Originally built in 1915, the Parkway Theatre was intended for vaudeville entertainment before eventually being purchased in 1926 by Loew’s Theatres. After a succession of later owners, it was used briefly for live theatre until being renamed as Five West Art Theatre in 1956 for classic and foreign films. The doors closed in 1978 and the space was used in subsequent years for numerous other purposes until 1998, sitting vacant until its recent revitalization.
“As architects, we began speculating potential uses for this critical building more than a decade ago,” explained Steve Ziger of the architectural firm Ziger/Snead. “We believed strongly in the importance of this project’s role in the Station North Arts District, given [the theatre’s] prominent location. All projects are a ‘labor of love’ and this project’s challenges included adhering to historic requirements, building consensus amongst multiple project stakeholders and funding sources, and adapting the design to previously hidden conditions as they were uncovered in construction.”
Jed Dietz, founding director of the Maryland Film Festival added, “Interestingly enough, for me, the love part starts with the 1915 movie theatre. That is a very rare thing to even exist, let alone to have a chance to bring back to life. It’s been so exciting to work with the architects and the contractors. Watching people who are not big movie buffs observe the theatre and see how this building has an impact on them has been incredible. I can imagine the thrill of the average viewer who’ll come to this space and find they get to be part of this movie history.”
Ziger continued, “This project anchors a prime corner of the Station North Arts District, at a critical juncture of North Charles Street and North Avenue. The design will both respect and enhance the rich heritage of the historic buildings while at the same time boldly communicate the transformation of the district into a vibrant, creative, and progressive arts center. The striking pure white cube on the corner hovers above a transparent base to declare a vibrant new energy and dynamic future for the ever-evolving Parkway Theatre.”
“This is literally the geographic center of the city,” Dietz added. “Our job is to open the eyes of the moviegoing public to the whole array of what’s being done today in film. It will have a huge impact because of the energy already in the neighborhood, and I think [SNF Parkway] will boost the neighborhood even more. Now there will be a film energy here, as well.”

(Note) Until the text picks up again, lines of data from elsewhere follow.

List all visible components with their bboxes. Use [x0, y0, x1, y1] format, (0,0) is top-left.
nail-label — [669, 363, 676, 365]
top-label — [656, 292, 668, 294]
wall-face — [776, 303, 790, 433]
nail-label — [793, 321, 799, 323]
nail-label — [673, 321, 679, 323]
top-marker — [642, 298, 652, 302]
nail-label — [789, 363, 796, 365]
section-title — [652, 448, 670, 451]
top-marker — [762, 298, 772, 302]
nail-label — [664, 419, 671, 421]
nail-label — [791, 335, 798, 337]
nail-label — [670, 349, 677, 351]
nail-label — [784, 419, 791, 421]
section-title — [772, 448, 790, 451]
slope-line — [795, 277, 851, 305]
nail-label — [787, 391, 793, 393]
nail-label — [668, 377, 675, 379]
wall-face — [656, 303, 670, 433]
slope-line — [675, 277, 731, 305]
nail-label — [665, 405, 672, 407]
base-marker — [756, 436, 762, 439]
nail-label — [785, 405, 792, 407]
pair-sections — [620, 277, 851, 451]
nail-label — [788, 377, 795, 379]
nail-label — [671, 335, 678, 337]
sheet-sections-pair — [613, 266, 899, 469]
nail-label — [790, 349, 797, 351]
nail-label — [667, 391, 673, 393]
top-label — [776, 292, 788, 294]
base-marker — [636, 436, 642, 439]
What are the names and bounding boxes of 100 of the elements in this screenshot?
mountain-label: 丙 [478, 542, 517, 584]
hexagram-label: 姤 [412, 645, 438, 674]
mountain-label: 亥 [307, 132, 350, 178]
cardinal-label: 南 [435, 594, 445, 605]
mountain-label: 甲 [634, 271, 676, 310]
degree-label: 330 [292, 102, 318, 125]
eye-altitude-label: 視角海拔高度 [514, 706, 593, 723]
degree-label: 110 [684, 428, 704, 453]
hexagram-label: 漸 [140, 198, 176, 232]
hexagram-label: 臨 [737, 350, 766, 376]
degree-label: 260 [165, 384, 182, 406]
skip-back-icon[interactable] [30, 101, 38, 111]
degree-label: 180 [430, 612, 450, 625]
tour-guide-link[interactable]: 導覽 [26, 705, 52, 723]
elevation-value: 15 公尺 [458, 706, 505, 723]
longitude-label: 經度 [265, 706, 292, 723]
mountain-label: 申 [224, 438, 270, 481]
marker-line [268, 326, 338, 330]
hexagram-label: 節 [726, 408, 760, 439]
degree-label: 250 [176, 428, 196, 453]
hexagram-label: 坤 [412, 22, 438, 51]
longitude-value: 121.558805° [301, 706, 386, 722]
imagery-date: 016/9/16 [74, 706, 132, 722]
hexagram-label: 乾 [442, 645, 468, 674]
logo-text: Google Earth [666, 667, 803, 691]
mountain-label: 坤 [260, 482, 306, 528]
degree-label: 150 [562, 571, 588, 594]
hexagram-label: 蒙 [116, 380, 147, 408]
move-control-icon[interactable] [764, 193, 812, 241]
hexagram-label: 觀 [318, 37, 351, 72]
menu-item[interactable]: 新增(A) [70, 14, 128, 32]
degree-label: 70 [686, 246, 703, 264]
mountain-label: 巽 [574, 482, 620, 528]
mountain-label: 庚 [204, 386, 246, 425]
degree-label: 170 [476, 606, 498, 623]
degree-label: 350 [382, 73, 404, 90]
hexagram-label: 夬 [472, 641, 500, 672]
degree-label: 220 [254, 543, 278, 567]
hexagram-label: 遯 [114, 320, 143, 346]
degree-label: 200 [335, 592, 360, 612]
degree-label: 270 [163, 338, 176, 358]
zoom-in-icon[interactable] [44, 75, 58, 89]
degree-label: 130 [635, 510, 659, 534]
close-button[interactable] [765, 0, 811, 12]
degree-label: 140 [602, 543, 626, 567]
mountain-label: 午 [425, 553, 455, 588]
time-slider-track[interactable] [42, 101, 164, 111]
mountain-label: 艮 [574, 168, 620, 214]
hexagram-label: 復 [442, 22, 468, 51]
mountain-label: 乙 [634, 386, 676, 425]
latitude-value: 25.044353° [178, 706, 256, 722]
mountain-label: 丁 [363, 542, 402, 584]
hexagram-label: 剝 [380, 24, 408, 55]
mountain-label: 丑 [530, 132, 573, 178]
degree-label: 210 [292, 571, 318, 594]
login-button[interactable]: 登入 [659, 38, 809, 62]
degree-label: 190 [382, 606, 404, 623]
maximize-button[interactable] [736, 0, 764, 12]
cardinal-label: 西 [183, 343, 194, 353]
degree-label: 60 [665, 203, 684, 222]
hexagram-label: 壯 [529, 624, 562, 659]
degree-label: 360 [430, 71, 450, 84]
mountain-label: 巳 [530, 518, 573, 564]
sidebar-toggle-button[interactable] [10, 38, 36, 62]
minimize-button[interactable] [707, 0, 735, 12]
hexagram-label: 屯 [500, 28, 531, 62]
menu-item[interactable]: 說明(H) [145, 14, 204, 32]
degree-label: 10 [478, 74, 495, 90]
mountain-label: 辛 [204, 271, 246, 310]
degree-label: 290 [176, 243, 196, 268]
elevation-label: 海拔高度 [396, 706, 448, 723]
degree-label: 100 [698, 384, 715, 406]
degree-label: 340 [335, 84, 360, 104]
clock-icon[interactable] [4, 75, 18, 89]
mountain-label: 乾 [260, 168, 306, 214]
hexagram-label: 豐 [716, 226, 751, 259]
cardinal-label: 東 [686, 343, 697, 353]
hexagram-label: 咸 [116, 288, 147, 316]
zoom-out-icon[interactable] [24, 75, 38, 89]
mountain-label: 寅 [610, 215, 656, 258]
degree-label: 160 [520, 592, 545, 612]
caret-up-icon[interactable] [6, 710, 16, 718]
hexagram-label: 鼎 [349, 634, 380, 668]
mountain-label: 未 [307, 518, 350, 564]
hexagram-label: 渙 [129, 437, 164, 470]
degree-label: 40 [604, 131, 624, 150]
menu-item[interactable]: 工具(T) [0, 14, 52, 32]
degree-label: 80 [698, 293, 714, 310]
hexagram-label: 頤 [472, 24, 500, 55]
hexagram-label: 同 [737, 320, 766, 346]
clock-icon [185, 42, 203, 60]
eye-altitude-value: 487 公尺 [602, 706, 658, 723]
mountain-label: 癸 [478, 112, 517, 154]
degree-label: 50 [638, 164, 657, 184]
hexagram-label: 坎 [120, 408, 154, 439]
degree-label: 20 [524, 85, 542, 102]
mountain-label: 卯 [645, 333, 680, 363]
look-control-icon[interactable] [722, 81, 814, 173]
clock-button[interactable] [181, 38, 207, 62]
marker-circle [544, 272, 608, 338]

Just as filmmaking tells a story, the architecture and the revitalization of the SNF Parkway Theatre will do the same thing. “The new SNF Parkway stands as a physical record of the technical and cultural evolution of film from its earliest days to today,” said Ziger, noting the mix of architectural styles on display. “The design approach celebrates the accumulated layers of each movie era with intentional contrast to modern interventions. In some instances, layers were removed to reveal hidden layers of history, while other instances incorporated new elements that are unabashedly of their time. In many areas, several periods of the building’s history coexist side by side.”
With the 19th Annual Maryland Film Festival set to run from May 3rd to 7th, the SNF Parkway will soon be open to the public for enjoyment. “I think the movie art form is a part of American culture in a very unusual way because of its size and its growth,” Dietz says. “For a long time, movie art was the conduit for news before there was any radio or television. To see that history and be in a building which embraces and shows all that history. There will be no other moviegoing experience quite like this anywhere and now we’ll have it here in Baltimore.”